BB has given me many ‘firsts’ – worship-leading, teaching, futsal matches, bugle lessons… there are too many to pinpoint any more! It’s easy to see the good in big things (think, Pesta 2010), but there are abstract ‘firsts’ for me like invaluable and positive friendships. My teaching skills (which are deplorable) have been put to the test and refined by some amount.
Basic NCO Training School was a challenge. I didn’t know what to expect. I was initially preparing for Advanced NTS, but by some stroke of luck/misfortune (you decide), I was moved to BNTS, alone, while Chee Khoon and Sarah stayed on. I knew I was in for a tough time when the main medium of communication was Chinese. Repeatedly admitting I’m inept in the language was a humbling experience.
I was well-informed that BNTS/ANTS was no leisure camp. As Chi Wei put it, “We were presented with a welcoming gift of 40 push-ups”. The registration was the most organised I’ve ever seen. And the photo session for more than 50 people was conducted in a jiffy. Impressive.
Registered as an observer, I expected to well, just observe, which I did most of the time. I was relegated to a squad coached by Edmond Chek and Rachel Lau of 3rd Manjung. Initially, the squad was reserved and unresponsive. Rachel led a simulation of a meeting which brought them out of their bubbles. By the time I did the Presentation module, they were all warmed up. Alas, it was the last session. I felt a little heavy-hearted. I thought that both Edmond and Rachel were great coaches, and the modules were well-constructed with the prime aim of building people of good character. Miniscule things like meal time preparation played roles in character building.
BNTS was daunting because I was thrown head first into a very Chinese environment. I was engaged in a long conversation about Form 6 and my law school plans completely in Chinese. Debriefing, sermons, praise and worship were in Chinese. Most people conversed in Chinese, so I drew into a reclusive shell, speaking when spoken to only. Socialising was, needless to say, difficult. Processing incoming information, picking out keywords, translating them into English and piecing them together, was a headache. In recent years, I’ve been constantly thrown into Chinese environments. I do wonder whether God has a hand in this.
I’ve been in the music ministry for about 10 years; was in the children’s; currently in the youth’s too.
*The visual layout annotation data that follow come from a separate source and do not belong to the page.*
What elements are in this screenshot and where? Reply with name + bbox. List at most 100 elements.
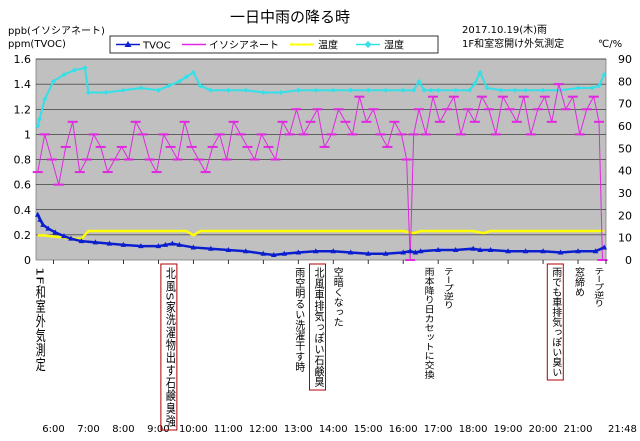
- tvoc-point: [68, 235, 74, 241]
- x-tick-label: 18:00: [459, 424, 488, 435]
- y-right-tick-label: 80: [618, 75, 632, 88]
- humidity-point: [183, 74, 189, 80]
- tvoc-point: [52, 229, 59, 235]
- humidity-point: [50, 78, 56, 84]
- annotation-text: 雨でも車排気っぽい臭い: [550, 267, 562, 377]
- series-line-temperature: [37, 229, 605, 241]
- humidity-point: [575, 85, 581, 91]
- tvoc-point: [470, 245, 476, 251]
- legend-label-iso: イソシアネート: [209, 40, 279, 52]
- humidity-point: [428, 87, 434, 93]
- legend-marker-tvoc: [124, 41, 132, 47]
- humidity-point: [120, 87, 126, 93]
- annotation: 雨でも車排気っぽい臭い: [546, 263, 564, 381]
- y-left-tick-label: 1.4: [14, 78, 32, 91]
- tvoc-point: [347, 249, 354, 255]
- y-right-tick-label: 90: [618, 53, 632, 66]
- annotation-text: 雨本降り日カセットに交換: [422, 267, 434, 380]
- annotation-text: テープ逆り: [441, 267, 453, 309]
- tvoc-point: [162, 241, 169, 247]
- x-tick-label: 8:00: [112, 424, 134, 435]
- y-left-tick-label: 0: [24, 254, 31, 267]
- tvoc-point: [225, 246, 232, 252]
- annotation: 1F和室外気測定: [33, 267, 45, 373]
- annotation: 雨空明るい洗濯干す時: [293, 267, 305, 372]
- tvoc-point: [120, 241, 127, 247]
- humidity-point: [61, 72, 67, 78]
- tvoc-point: [61, 233, 67, 239]
- x-tick-label: 7:00: [77, 424, 99, 435]
- y-left-tick-label: 1.6: [14, 53, 32, 66]
- humidity-point: [601, 72, 607, 78]
- annotation-box: [546, 263, 564, 381]
- tvoc-point: [435, 246, 441, 252]
- humidity-point: [330, 87, 336, 93]
- humidity-point: [278, 90, 284, 95]
- tvoc-point: [260, 250, 267, 256]
- x-tick-label: 12:00: [249, 424, 278, 435]
- annotation-text: 空暗くなった: [331, 266, 343, 327]
- annotation: 空暗くなった: [331, 266, 343, 327]
- y-left-tick-label: 0.4: [14, 204, 32, 217]
- tvoc-point: [505, 248, 511, 254]
- tvoc-point: [190, 244, 197, 250]
- tvoc-point: [557, 249, 564, 255]
- tvoc-point: [575, 248, 581, 254]
- tvoc-point: [176, 241, 183, 247]
- x-tick-label: 21:00: [564, 424, 593, 435]
- x-tick-label: 11:00: [214, 424, 243, 435]
- tvoc-point: [400, 249, 406, 255]
- x-tick-label: 17:00: [424, 424, 453, 435]
- y-right-tick-label: 20: [618, 209, 632, 222]
- humidity-point: [166, 83, 172, 89]
- tvoc-point: [412, 249, 419, 255]
- humidity-point: [155, 87, 161, 93]
- x-tick-label: 10:00: [179, 424, 208, 435]
- y-right-tick-label: 30: [618, 187, 632, 200]
- humidity-point: [208, 87, 214, 93]
- x-tick-label: 9:00: [147, 424, 169, 435]
- gridlines: [36, 58, 606, 236]
- chart-subtitle-2: 1F和室窓開け外気測定: [462, 37, 564, 50]
- humidity-point: [383, 87, 389, 93]
- legend-label-hum: 湿度: [384, 39, 404, 52]
- humidity-point: [82, 65, 88, 71]
- humidity-point: [36, 116, 42, 122]
- humidity-point: [523, 87, 529, 93]
- tvoc-point: [407, 248, 413, 254]
- humidity-point: [484, 85, 490, 91]
- humidity-point: [42, 96, 48, 102]
- humidity-point: [197, 83, 203, 89]
- humidity-point: [260, 90, 266, 95]
- tvoc-point: [155, 243, 162, 249]
- annotation: 北風車排気っぽい石鹸臭: [309, 263, 327, 391]
- humidity-point: [348, 87, 354, 93]
- tvoc-point: [138, 243, 144, 249]
- annotations: 1F和室外気測定 北風S家洗濯物出す石鹸臭強 雨空明るい洗濯干す時 北風車排気っぽい石…: [33, 263, 604, 431]
- y-axis-left: 0 0.2 0.4 0.6 0.8 1 1.2 1.4 1.6: [14, 53, 32, 267]
- humidity-point: [225, 87, 231, 93]
- annotation: 北風S家洗濯物出す石鹸臭強: [160, 263, 178, 431]
- tvoc-point: [40, 221, 46, 227]
- tvoc-point: [243, 248, 249, 254]
- humidity-point: [421, 87, 427, 93]
- humidity-point: [400, 87, 406, 93]
- tvoc-point: [45, 225, 52, 231]
- tvoc-point: [330, 248, 337, 254]
- y-left-tick-label: 1.2: [14, 103, 32, 116]
- legend-label-temp: 温度: [318, 39, 338, 52]
- humidity-point: [103, 90, 109, 95]
- humidity-point: [138, 85, 144, 91]
- annotation: テープ逆り: [441, 267, 453, 309]
- legend-label-tvoc: TVOC: [142, 41, 171, 52]
- y-right-tick-label: 0: [625, 254, 632, 267]
- x-tick-label: 6:00: [42, 424, 64, 435]
- annotation-text: テープ逆り: [592, 267, 604, 307]
- y-right-tick-label: 70: [618, 98, 632, 111]
- humidity-point: [596, 83, 602, 89]
- tvoc-point: [208, 245, 214, 251]
- humidity-point: [71, 67, 77, 73]
- annotation-box: [309, 263, 327, 391]
- annotation-text: 北風車排気っぽい石鹸臭: [312, 267, 324, 388]
- humidity-point: [416, 78, 422, 84]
BB is relatively new to me, but there’s a continuous assurance that I’d be serving in it for a substantial period of time. If God says, “This is where I want you to serve”, surely He will place a conviction in your heart. You could be quick to conclude that this is a feel-good decision because I’ve just returned from BNTS. But I’ve thought over it, and I’m almost certain that BB is where I’ll be.